Investigation of the effect of the yarn production properties and wavelength on the sensor signatures detected upon defect

In this study, the defects observed on the Chenille yarn, (a member of the class of fancy yarns), have been converted into digital signals through an experimental system composed of an optoelectronic sensor. The effect of the production properties of the yarn (material, yarn count, pile density) and the wavelength of the light transmitter (LED) on the signal-to-noise ratio (SNR) of the sensor signal have been investigated. The parameters affecting the amplitude of the noise signal and the amplitude of the defect signal have been identified using the Fresnel formulae and the formulae established in geometrical optics. Mathematical formulae presenting the dependence of the amplitude of the sensor signal on the radiant intensity emerging from the transmitter in the experimental setup (IF), the geometrical parameters of the measurement system (distance between the yarn and the light transmitter, the numerical aperture of the slot) and the production parameters for the yarn (pile yarn diameter, core yarn diameter, pile density, defect length) have been obtained.The transmission indexes for wool, polyester, viscose and acrylic Chenille yarn of the same yarn count (3 Nm) and for 4.2 Nm acrylic and 5.5 Nm polyester Chenille yarn have been determined experimentally for the peak wavelengths of 467 nm, 489 nm, 520 nm, 590 nm, 640 nm and 850 nm in the light transmitter of the optoelectronic measurement device. The dominant parameter in the determination of the SNR value of the sensor system has been concluded to be the pile density of the yarn. When yarn of the same material with increasing yarn counts via decreasing pile densities (3–4.2 Nm acrylic and 3–5.5 Nm polyester) is used, the SNR values decrease with increasing the amplitude of the transmittance voltage.
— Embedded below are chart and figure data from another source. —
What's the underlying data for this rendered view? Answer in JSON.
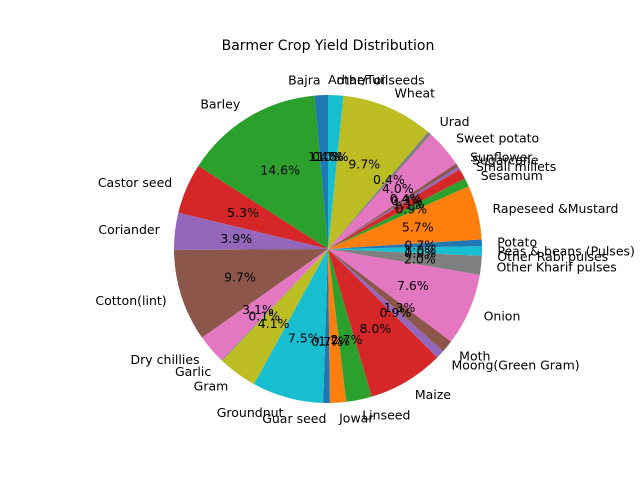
{
  "chart_data": {
    "type": "pie",
    "title": "Barmer Crop Yield Distribution",
    "start_angle_deg": 90,
    "direction": "counterclockwise",
    "slices": [
      {
        "label": "Arhar/Tur",
        "value": 0.0,
        "pct_label": "0.0%",
        "color": "#ff7f0e"
      },
      {
        "label": "Bajra",
        "value": 1.4,
        "pct_label": "1.4%",
        "color": "#1f77b4"
      },
      {
        "label": "Barley",
        "value": 14.6,
        "pct_label": "14.6%",
        "color": "#2ca02c"
      },
      {
        "label": "Castor seed",
        "value": 5.3,
        "pct_label": "5.3%",
        "color": "#d62728"
      },
      {
        "label": "Coriander",
        "value": 3.9,
        "pct_label": "3.9%",
        "color": "#9467bd"
      },
      {
        "label": "Cotton(lint)",
        "value": 9.7,
        "pct_label": "9.7%",
        "color": "#8c564b"
      },
      {
        "label": "Dry chillies",
        "value": 3.1,
        "pct_label": "3.1%",
        "color": "#e377c2"
      },
      {
        "label": "Garlic",
        "value": 0.1,
        "pct_label": "0.1%",
        "color": "#7f7f7f"
      },
      {
        "label": "Gram",
        "value": 4.1,
        "pct_label": "4.1%",
        "color": "#bcbd22"
      },
      {
        "label": "Groundnut",
        "value": 7.5,
        "pct_label": "7.5%",
        "color": "#17becf"
      },
      {
        "label": "Guar seed",
        "value": 0.7,
        "pct_label": "0.7%",
        "color": "#1f77b4"
      },
      {
        "label": "Jowar",
        "value": 1.7,
        "pct_label": "1.7%",
        "color": "#ff7f0e"
      },
      {
        "label": "Linseed",
        "value": 2.7,
        "pct_label": "2.7%",
        "color": "#2ca02c"
      },
      {
        "label": "Maize",
        "value": 8.0,
        "pct_label": "8.0%",
        "color": "#d62728"
      },
      {
        "label": "Moong(Green Gram)",
        "value": 0.9,
        "pct_label": "0.9%",
        "color": "#9467bd"
      },
      {
        "label": "Moth",
        "value": 1.3,
        "pct_label": "1.3%",
        "color": "#8c564b"
      },
      {
        "label": "Onion",
        "value": 7.6,
        "pct_label": "7.6%",
        "color": "#e377c2"
      },
      {
        "label": "Other Kharif pulses",
        "value": 2.0,
        "pct_label": "2.0%",
        "color": "#7f7f7f"
      },
      {
        "label": "Other Rabi pulses",
        "value": 0.0,
        "pct_label": "0.0%",
        "color": "#bcbd22"
      },
      {
        "label": "Peas & beans (Pulses)",
        "value": 1.0,
        "pct_label": "1.0%",
        "color": "#17becf"
      },
      {
        "label": "Potato",
        "value": 0.7,
        "pct_label": "0.7%",
        "color": "#1f77b4"
      },
      {
        "label": "Rapeseed &Mustard",
        "value": 5.7,
        "pct_label": "5.7%",
        "color": "#ff7f0e"
      },
      {
        "label": "Sesamum",
        "value": 0.9,
        "pct_label": "0.9%",
        "color": "#2ca02c"
      },
      {
        "label": "Small millets",
        "value": 1.1,
        "pct_label": "1.1%",
        "color": "#d62728"
      },
      {
        "label": "Sugarcane",
        "value": 0.3,
        "pct_label": "0.3%",
        "color": "#9467bd"
      },
      {
        "label": "Sunflower",
        "value": 0.4,
        "pct_label": "0.4%",
        "color": "#8c564b"
      },
      {
        "label": "Sweet potato",
        "value": 4.0,
        "pct_label": "4.0%",
        "color": "#e377c2"
      },
      {
        "label": "Urad",
        "value": 0.4,
        "pct_label": "0.4%",
        "color": "#7f7f7f"
      },
      {
        "label": "Wheat",
        "value": 9.7,
        "pct_label": "9.7%",
        "color": "#bcbd22"
      },
      {
        "label": "other oilseeds",
        "value": 1.6,
        "pct_label": "1.6%",
        "color": "#17becf"
      }
    ]
  }
}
SNR is determined by the optical characteristics of the yarn when they are of the same yarn count, twist level and pile density. In this study, the SNR values of the acrylic yarns have been determined to be lower than those of the polyester and viscose yarns of the same pile density and the same yarn count due to their higher transmittance properties. It has been obtained that the changes observed in the transmittance characteristics in response to varying wavelengths of the transmitter become more important in the identification of shorter length defects with high SNR.